O Sacro Colégio de generais reuniu-se quatro vezes ao longo de sete semanas. No conjunto da oficialidade o candidato mais forte parecia ser o general Affonso de Albuquerque Lima, ex-ministro do Interior de Costa e Silva. Como general-de-divisão faltavam-lhe uma estrela e a simpatia de muitos Grandes Eleitores. Pecado mortal: combatia a política econômica do ministro da Fazenda, Antonio Delfim Netto.
Instalou-se o mais duradouro período de anarquia militar da história do Brasil, agravado pelo sequestro do embaixador americano Charles Elbrick e da decisão desta Junta (o uso da palavra era proibido) de trocá-lo pela libertação de 15 presos políticos.
Paraquedistas lançaram um manifesto, o comandante da guarnição do Rio brigou com o ministro do Exército, o chefe do Estado-Maior tentou enquadrar Albuquerque Lima (sem sucesso) e o almirante dos fuzileiros desafiou o chefe da Armada.
Como o brasileiro não sabia votar, talvez os 239 oficiais-generais do Exército, Marinha e Aeronáutica soubessem. Nada feito, por duas razões: porque Albuquerque Lima poderia prevalecer e porque não se podia dar um voto a um general com comando de tropa e outro ao colega que comandava uma mesa.
Nesse caso alguém deveria explicar ao comandante da poderosa tropa do Rio que seu voto valia a mesma coisa que o do chefe do Departamento Geral do Pessoal e de sua mesa no quartel-general. Assim, um voto para cada quatro estrelas também não servia.
A “auscultação” feita pelos “Três M” baseou-se na divisão do Colégio Eleitoral em oito distritos. Os 16 generais das tropas do Rio, Minas Gerais e Espirito Santo formaram um distrito. Já os 14 generais das mesas do Estado Maior das Forças Armadas geraram dois.

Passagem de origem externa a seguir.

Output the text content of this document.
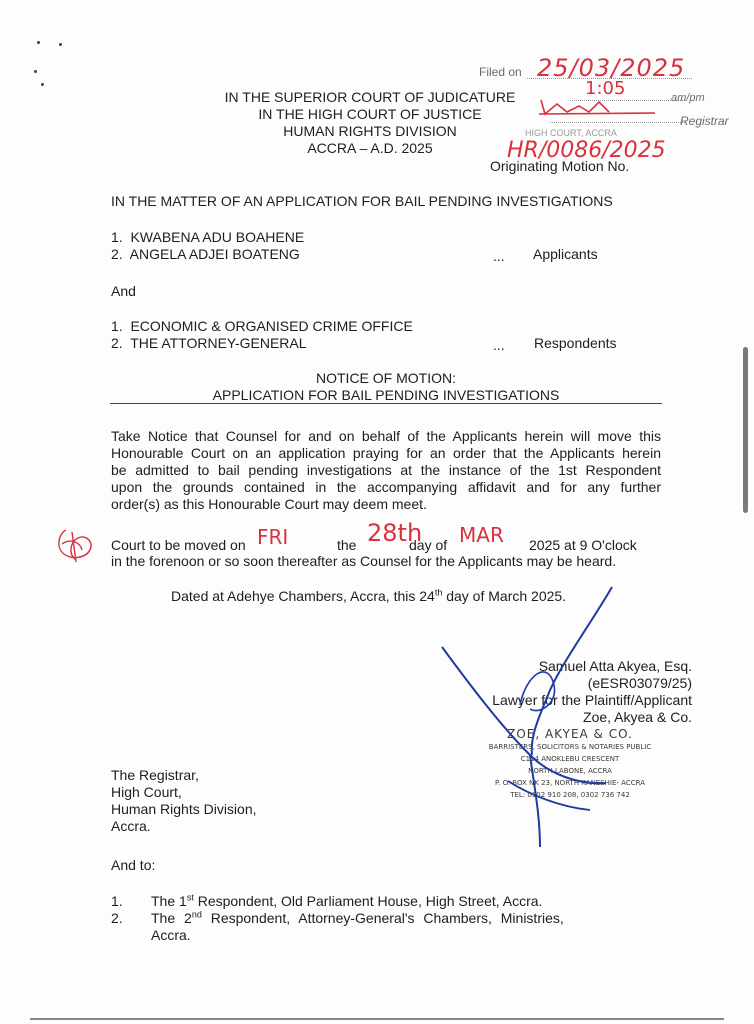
IN THE SUPERIOR COURT OF JUDICATURE
IN THE HIGH COURT OF JUSTICE
HUMAN RIGHTS DIVISION
ACCRA – A.D. 2025
Filed on 25/03/2025
1:05	am/pm
Registrar
HIGH COURT, ACCRA
HR/0086/2025
Originating Motion No.
IN THE MATTER OF AN APPLICATION FOR BAIL PENDING INVESTIGATIONS
1.  KWABENA ADU BOAHENE
2.  ANGELA ADJEI BOATENG	... Applicants
And
1.  ECONOMIC & ORGANISED CRIME OFFICE
2.  THE ATTORNEY-GENERAL	... Respondents
NOTICE OF MOTION:
APPLICATION FOR BAIL PENDING INVESTIGATIONS
Take Notice that Counsel for and on behalf of the Applicants herein will move this
Honourable Court on an application praying for an order that the Applicants herein
be admitted to bail pending investigations at the instance of the 1st Respondent
upon the grounds contained in the accompanying affidavit and for any further
order(s) as this Honourable Court may deem meet.
Court to be moved on FRI	the 28th
day of MAR 2025 at 9 O'clock
in the forenoon or so soon thereafter as Counsel for the Applicants may be heard.
Dated at Adehye Chambers, Accra, this 24th day of March 2025.
Samuel Atta Akyea, Esq.
(eESR03079/25)
Lawyer for the Plaintiff/Applicant
Zoe, Akyea & Co.
ZOE, AKYEA & CO.
BARRISTERS, SOLICITORS & NOTARIES PUBLIC
C114 ANOKLEBU CRESCENT
NORTH LABONE, ACCRA
P. O. BOX NK 23, NORTH KANESHIE- ACCRA
TEL: 0302 910 208, 0302 736 742
The Registrar,
High Court,
Human Rights Division,
Accra.
And to:
1. The 1st Respondent, Old Parliament House, High Street, Accra.
2. The 2nd Respondent, Attorney-General's Chambers, Ministries,
Accra.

O Departamento de Provisão Geral, com 17 generais, teve mais peso que qualquer um dos quatro grandes comandos de tropa. Houve generais que votaram em três nomes, outros, num só. Em alguns comandos ouviram-se oficiais, em outros, não. Uma tabela parcial revela que o general Emílio Garrastazu Médici teve 77 votos e Albuquerque Lima, 38. Muricy reconheceria que nunca existiu tabulação final.
Estava escolhido o terceiro presidente do regime. Como? Numa articulação que reuniu a facção de Costa e Silva, de quem Médici era amigo, com a do governo anterior, do marechal Castello Branco.
Em junho de 1969, dois meses antes da isquemia de Costa e Silva, circulou o primeiro número do semanário “O Pasquim”. Nele havia uma entrevista com o jornalista Ibrahim Sued. Quando lhe perguntaram quem seria o próximo presidente, ele cravou: “general Emílio Garrastazu Médici”.
Médici foi o único presidente da história republicana que não queria o lugar e chegou a ele sem mover um dedo. Pelo contrário, quando os colegas lhe disseram que não podia colocar o almirante Augusto Rademaker na Vice-Presidência, pegou o quepe, levantou-se e foi-se embora. Rademaker tornou-se o seu vice.
Esse gesto ilustra a firmeza de Médici, mas revela também que aquele general inexpressivo não era bobo. Anos depois ele contaria: “Se eu não fizesse aquilo, não nomearia nem o meu ajudante de ordens”.